Mamba-SEUNet: Mamba UNet for Monaural Speech Enhancement
This addresses the problem of high computational complexity in speech enhancement for practical deployment, though it appears incremental as it adapts existing models to a new domain.
The paper tackled speech enhancement by integrating Mamba, a state-space model, with U-Net to overcome the quadratic complexity limitations of transformers, achieving a PESQ score of 3.59 on the VCTK+DEMAND dataset and 3.73 with an additional technique.

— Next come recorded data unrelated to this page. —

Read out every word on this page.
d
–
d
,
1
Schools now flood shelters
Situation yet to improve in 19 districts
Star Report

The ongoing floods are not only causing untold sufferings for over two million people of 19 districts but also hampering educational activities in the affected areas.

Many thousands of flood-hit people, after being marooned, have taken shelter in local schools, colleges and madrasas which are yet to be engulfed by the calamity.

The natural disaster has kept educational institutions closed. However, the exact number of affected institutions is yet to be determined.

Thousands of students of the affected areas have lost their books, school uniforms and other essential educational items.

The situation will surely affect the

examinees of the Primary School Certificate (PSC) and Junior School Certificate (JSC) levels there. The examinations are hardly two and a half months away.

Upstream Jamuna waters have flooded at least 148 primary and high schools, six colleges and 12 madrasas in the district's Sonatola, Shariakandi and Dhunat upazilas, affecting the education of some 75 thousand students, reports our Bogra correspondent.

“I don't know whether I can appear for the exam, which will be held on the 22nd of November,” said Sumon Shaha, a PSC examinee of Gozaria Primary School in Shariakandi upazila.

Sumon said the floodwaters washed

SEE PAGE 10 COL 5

In recent speech enhancement (SE) research, transformer and its variants have emerged as the predominant methodologies. However, the quadratic complexity of the self-attention mechanism imposes certain limitations on practical deployment. Mamba, as a novel state-space model (SSM), has gained widespread application in natural language processing and computer vision due to its strong capabilities in modeling long sequences and relatively low computational complexity. In this work, we introduce Mamba-SEUNet, an innovative architecture that integrates Mamba with U-Net for SE tasks. By leveraging bidirectional Mamba to model forward and backward dependencies of speech signals at different resolutions, and incorporating skip connections to capture multi-scale information, our approach achieves state-of-the-art (SOTA) performance. Experimental results on the VCTK+DEMAND dataset indicate that Mamba-SEUNet attains a PESQ score of 3.59, while maintaining low computational complexity. When combined with the Perceptual Contrast Stretching technique, Mamba-SEUNet further improves the PESQ score to 3.73.